For Orrin himself, it had been a period of testing and change, a time of reassessment and reappraisal of many policies most vigorously defended and many beliefs most vigorously held.

Six months ago in the Senate, for instance, the President could not conceive of Orrin Knox being a party to what was, in effect, a major apology by the United States to a minor African dignitary—even though that apology was also a greater apology, of much deeper and more serious import, to its own Negro citizens. Even knowing these implications, he doubted that Orrin would have supported it; or at least, he would not have supported it at first, but would, in his characteristic fashion, have proposed many qualifications and provisos before it was modified enough to suit him. Now Orrin as Secretary of State had initiated a clear-cut proposal that the United States say to the whole world, “We were wrong,” and extend the admission even further, to its own citizens of the colored race.

He himself had regarded this project with some misgivings, particularly the language offering further apologies to the M’Bulu and the offer of $10,000,000 to help Gorotoland. He did not like the idea of further apologies to Africa’s irresponsible glamour boy; nor did he think it entirely wise to offer aid to an area, which was, after all, still under the British Crown. There had been no official reaction as yet from London, but he could imagine that this was only a temporary hesitation as to the best means of expressing displeasure.
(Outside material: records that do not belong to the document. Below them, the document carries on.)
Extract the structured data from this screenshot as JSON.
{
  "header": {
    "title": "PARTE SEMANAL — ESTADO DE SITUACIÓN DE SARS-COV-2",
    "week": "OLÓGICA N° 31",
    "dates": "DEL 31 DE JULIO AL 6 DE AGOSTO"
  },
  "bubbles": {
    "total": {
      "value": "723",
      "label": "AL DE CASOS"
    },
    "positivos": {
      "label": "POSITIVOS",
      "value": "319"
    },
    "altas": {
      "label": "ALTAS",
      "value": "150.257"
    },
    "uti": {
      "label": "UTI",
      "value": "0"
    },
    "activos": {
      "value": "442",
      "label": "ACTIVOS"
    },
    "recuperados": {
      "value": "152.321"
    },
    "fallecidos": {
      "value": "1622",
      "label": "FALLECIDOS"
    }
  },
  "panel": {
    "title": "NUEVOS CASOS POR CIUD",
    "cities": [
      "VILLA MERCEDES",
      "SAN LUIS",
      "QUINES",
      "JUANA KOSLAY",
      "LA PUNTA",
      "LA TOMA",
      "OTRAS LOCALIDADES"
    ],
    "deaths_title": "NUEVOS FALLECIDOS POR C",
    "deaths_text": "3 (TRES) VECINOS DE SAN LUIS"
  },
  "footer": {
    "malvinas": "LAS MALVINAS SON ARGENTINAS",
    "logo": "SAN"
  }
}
It was, in fact, quite irregular—assuming this was an age in which regularity of procedure meant anything any more, which it was not—and perhaps if Orrin had consulted with him more fully before working out the resolution with Cullee, he might have suggested some more diplomatic way to go about it.

But he had, in this instance, made the initial decision to back Orrin’s judgment. Therefore, he was prepared to go along with the result. Orrin was in charge of this, and he would support him to the hilt.

So much for that, he told himself as he paused for a moment at the side door to his office and looked across the immaculate lawn and stately trees to the line of tourists beyond the distant iron fence, waiting to tour the public rooms of the White House. When would the weather turn? he wondered suddenly. The long warm autumns of Washington sometimes changed in an hour, driven away by the scudding winds and heavy-laden clouds that blew in from the Middle West across the
Shenandoah and the Blue Ridge, or pushed down over New York and New England from Canada. He shivered in anticipation, though the prospect before him still was warm and lovely.

Winter was coming—perhaps the winter of the world was coming. Who could tell?

He turned and went in to face his secretary’s waiting face and lifted pencil, the calls to be made and received, the decisions to be studied and rendered, the endless round of problems, the unceasing challenge of the days.